Let’s separate what’s actually confirmed from the fun embellishments.

  • Confirmed: Martha Stewart appeared on “The Tonight Show Starring Jimmy Fallon” and recounted that New York Knicks guard Jalen Brunson collided with her courtside during a Knicks-Pacers playoff game at Madison Square Garden, leaving her with a fractured big toe she nicknamed the “Brunson Fracture,” and prompting her warning about open-toed shoes courtside (as summarized in a December 17, 2025 Page Six style report, which cites the interview).
  • Confirmed: On the same appearance, she said she was wearing open-toed gold Manolo Blahnik slingback sandals, that Brunson partially landed in her lap, that she told him “It’s OK” at the time, that she later mentioned it to his parents, and that she received a signed basketball for her grandchild (per the same recap of the NBC broadcast).
  • Unverified / Just Vibes: Whether the term “Brunson Fracture” catches on beyond Martha’s own circle, and whether we’ll actually see a noticeable shift from stilettos to sneakers in celebrity courtside fashion because of this moment. Fun to imagine, not confirmed.

Sources: Martha Stewart’s interview on “The Tonight Show Starring Jimmy Fallon,” as described in the Dec. 17, 2025 episode recap on NBC; Page Six style coverage of Stewart’s comments and injury story published Dec. 17, 2025.
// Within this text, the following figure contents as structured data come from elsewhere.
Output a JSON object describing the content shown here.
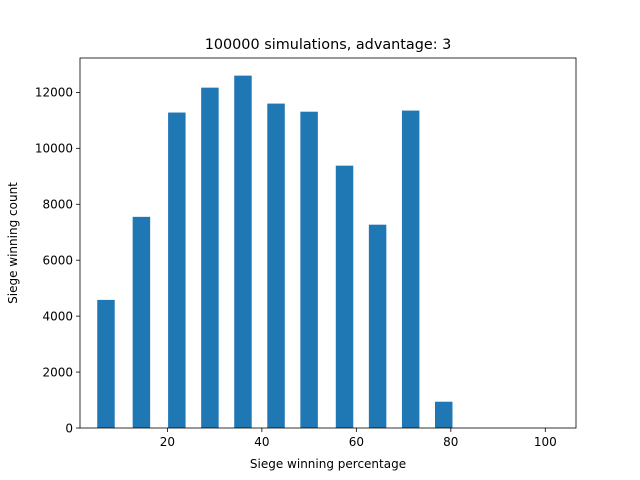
{
  "chart_data": {
    "type": "bar",
    "title": "100000 simulations, advantage: 3",
    "xlabel": "Siege winning percentage",
    "ylabel": "Siege winning count",
    "x": [
      7,
      14.5,
      22,
      29,
      36,
      43,
      50,
      57.5,
      64.5,
      71.5,
      78.5
    ],
    "values": [
      4580,
      7550,
      11280,
      12170,
      12600,
      11600,
      11310,
      9380,
      7270,
      11350,
      940
    ],
    "bar_width": 3.7,
    "xlim": [
      1.5,
      106.5
    ],
    "ylim": [
      0,
      13230
    ],
    "xticks": [
      20,
      40,
      60,
      80,
      100
    ],
    "yticks": [
      0,
      2000,
      4000,
      6000,
      8000,
      10000,
      12000
    ],
    "grid": false,
    "color": "#1f77b4"
  }
}
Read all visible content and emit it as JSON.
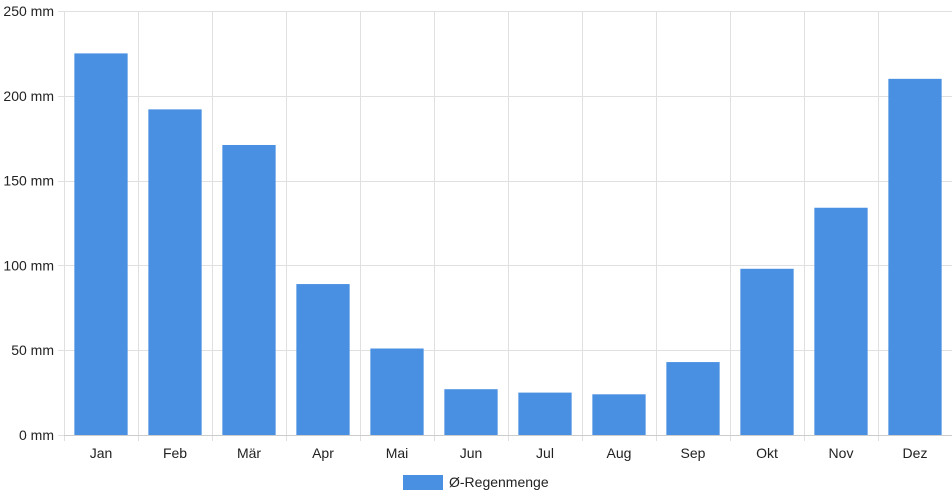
{
  "chart_data": {
    "type": "bar",
    "categories": [
      "Jan",
      "Feb",
      "Mär",
      "Apr",
      "Mai",
      "Jun",
      "Jul",
      "Aug",
      "Sep",
      "Okt",
      "Nov",
      "Dez"
    ],
    "series": [
      {
        "name": "Ø-Regenmenge",
        "color": "#4a90e2",
        "values": [
          225,
          192,
          171,
          89,
          51,
          27,
          25,
          24,
          43,
          98,
          134,
          210
        ]
      }
    ],
    "ylim": [
      0,
      250
    ],
    "y_ticks": [
      "0 mm",
      "50 mm",
      "100 mm",
      "150 mm",
      "200 mm",
      "250 mm"
    ],
    "y_tick_values": [
      0,
      50,
      100,
      150,
      200,
      250
    ],
    "grid": true,
    "legend_placement": "bottom-center"
  }
}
Backstory (For Casual Readers)

If you know Martha Stewart as “the woman who shows you how to fold napkins into swans,” you’re technically right, but you’re missing the recent chapters. She’s a longtime lifestyle mogul – cookbooks, TV shows, home goods, the whole domestic empire – who has also leaned hard into her late-life cool-girl era. In the last few years she’s posed in swimsuits, fronted fashion campaigns, and kept a lively Instagram presence that toggles between garden inspiration and unapologetic thirst traps. Jalen Brunson, for anyone not following the NBA, is the New York Knicks’ star guard and team captain, a key figure in the franchise’s resurgence and exactly the sort of player you want crashing toward the basket – just preferably not into Martha’s toes.

What’s Next

Realistically, Martha will heal, the toe will (eventually) forgive her, and she’ll go right on being busier than people half her age – she’s already fronting an American Eagle holiday campaign and reissuing her classic 1982 book “Entertaining.” The woman treats “slowing down” like a rumor.

The bigger ripple is cultural: does this nudge courtside style even an inch toward practicality? Maybe not overnight. But when the queen of elevated entertaining publicly says, “Wear closed-toe shoes if you’re on the floor,” it lands a little differently than your podiatrist’s lecture.

Don’t be shocked if we start seeing more designer sneakers and fewer delicate sandals hugging that sideline. Or, at minimum, more people silently weighing the question: “Do I want viral photos, or do I want all ten toes intact?” Martha, unsurprisingly, has managed to get both.

And if the Knicks have any sense of humor, they’ll lean into this – maybe a lighthearted acknowledgment the next time she’s at the Garden, or a tongue-in-cheek nod to the “Brunson Fracture” on social media. She’s not mad, she’s telling the story on late-night TV. That’s basically a celebrity gold star.

In the meantime, Martha has added one more line to her ever-growing personal brand: homemaking icon, thirst-trap pioneer, and now unofficial spokesperson for sports-adjacent foot safety.

Your turn: If you had courtside seats, are you dressing for fashion, for safety, or trying to thread the needle between Manolos and steel-toe chic?